Вы жалуетесь на трудность найти работу для ваших людей, тогда как, в действительности, затруднение должно состоять в недостатке людей для всех нужных работ.
Серьезный для вас вопрос заключается не в том, сколько людей вам нужно прокормить, а сколько выполнить работ; наша праздность, а не голод разоряют нас; не будемте никогда опасаться слишком хорошего аппетита наших работников: наша мощь в их силе, а не в их голодании.
И точно так же и даже вернее, судить о частной экономии домашнего хозяйства вы можете всегда по тому, насколько в нем польза сопряжена с удовольствием. Вы увидите, что сад мудрой хозяйки красиво соединяет в себе хорошо посаженный огород с душистым цветником; вы увидите, что добрая хозяйка гордится красивыми скатертями и сияющими чистотой полками не меньше, чем сытным обедом и полными кладовыми; и, уважая ее за ее серьезность, вы лучше познаете ее по ее улыбке.
Теперь заметьте, что в этой характеристике вполне совершенного экономиста или доброй домашней хозяйки вы находите обдуманное выражение уравновешенного разделения ее забот между двумя великими группами предметов пользы и блеска: в правой руке – пища и прядиво для жизни и одежды, а в левой – пурпур и шитье для чести и красоты.
Любое совершенное хозяйство или правильная национальная экономия узнается по этим двум признакам: всюду, где недостает хоть одного из них, экономия несовершенна.
Итак, прежде всего, экономия заключается в разумном применении труда, с целью получить возможно более ценные и прочные вещи: не выращивать овса там, где может расти пшеница, и не украшать тонкими вышивками гнилую материю; затем в тщательном охранении продуктов труда, т. е. в разумном сбережении нашей пшеницы в складах на случай голода и ваших вышивок от моли; и, наконец, в своевременном и правильном распределении продуктов – так, чтоб вы могли немедленно доставлять ваше зерно в те местности, где народ голодает, и ваши вышивки, где народ наряжается, во всем исполняя слова премудрого относительно как царственной жены, так и царственной нации: «Она встает еще ночью и раздает пищу в доме своем и урочное служанкам своим.
В настоящее время мы придаем слову «экономия» то значение, какого оно совсем не имеет. Мы постоянно употребляем его в смысле простого сбережения или сохранения; экономия денег означает сбережение денег, экономия времени – сбережение времени и т. д. Но это совсем варварское употребление этого слова – варварское вдвойне, потому что ему придается то значение, какое оно имеет не на английском языке, а на плохом греческом; втройне даже варварское, так как ему придается значение не английское, а дурное греческое, и притом самое неточное.
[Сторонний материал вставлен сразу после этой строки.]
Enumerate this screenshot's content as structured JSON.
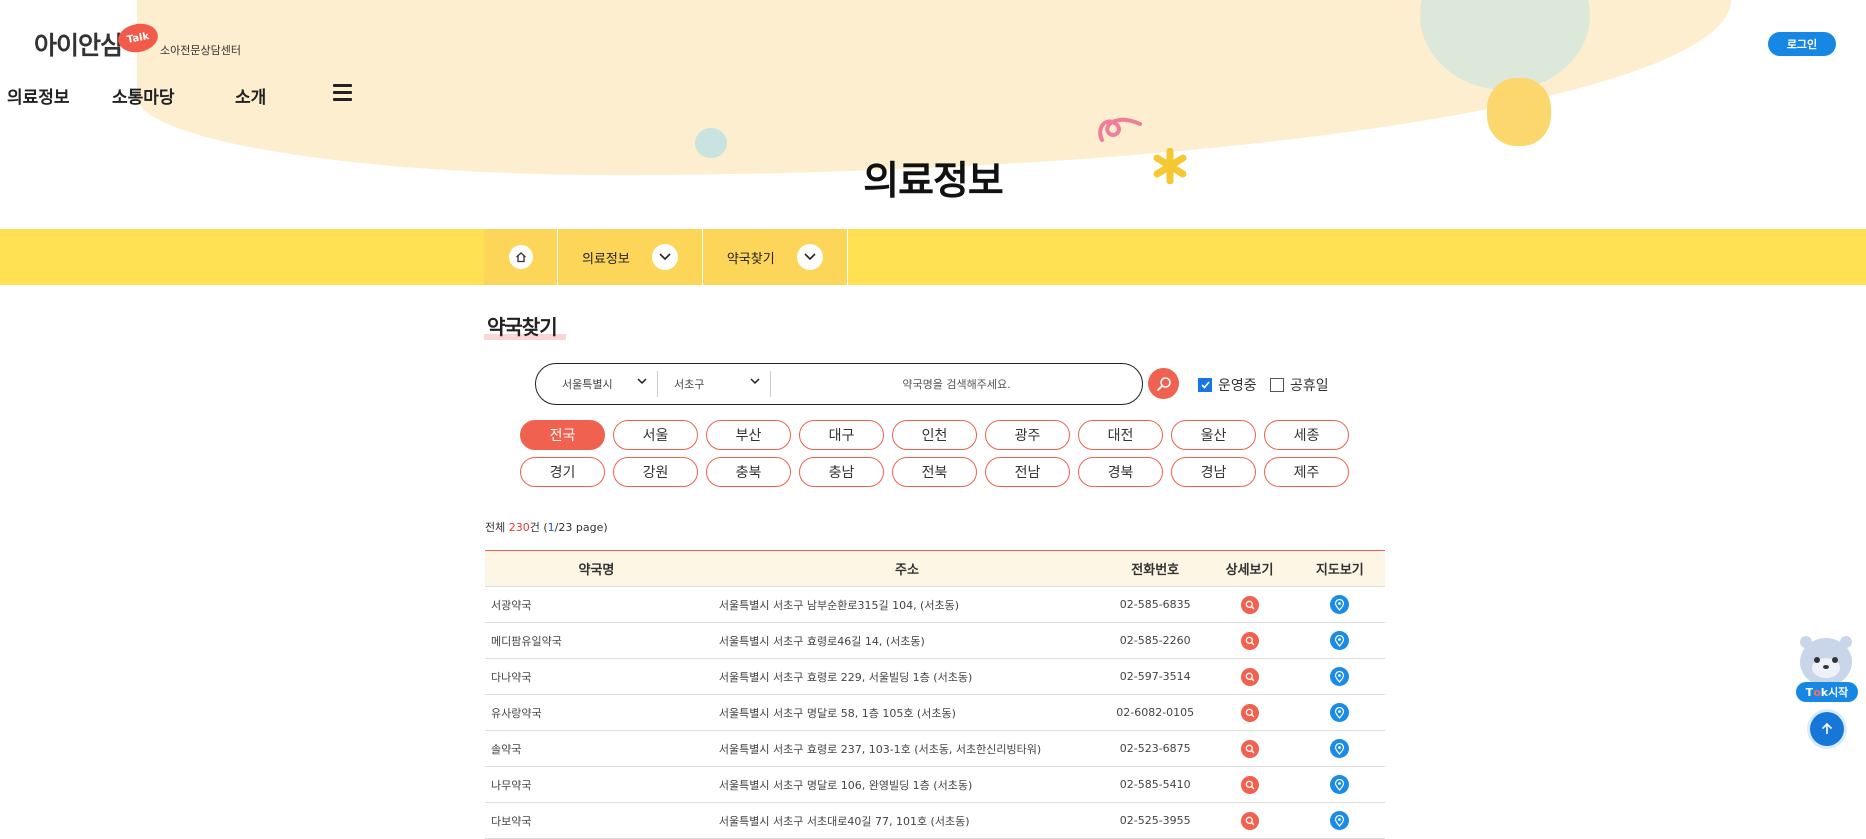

Экономия означает так же сбережение, как и трату денег. Она означает управление домом, руководством, т. е. как трату, так и сбережение с наибольшей пользой или выгодой и денег, и времени, и всего. В самом простом и ясном смысле экономия, и общественная и частная, означает разумное руководство в трояком смысле, а именно в смысле разумного применения труда, в смысле бережного охранения его продуктов и, наконец, в смысле своевременного и правильного распределения их.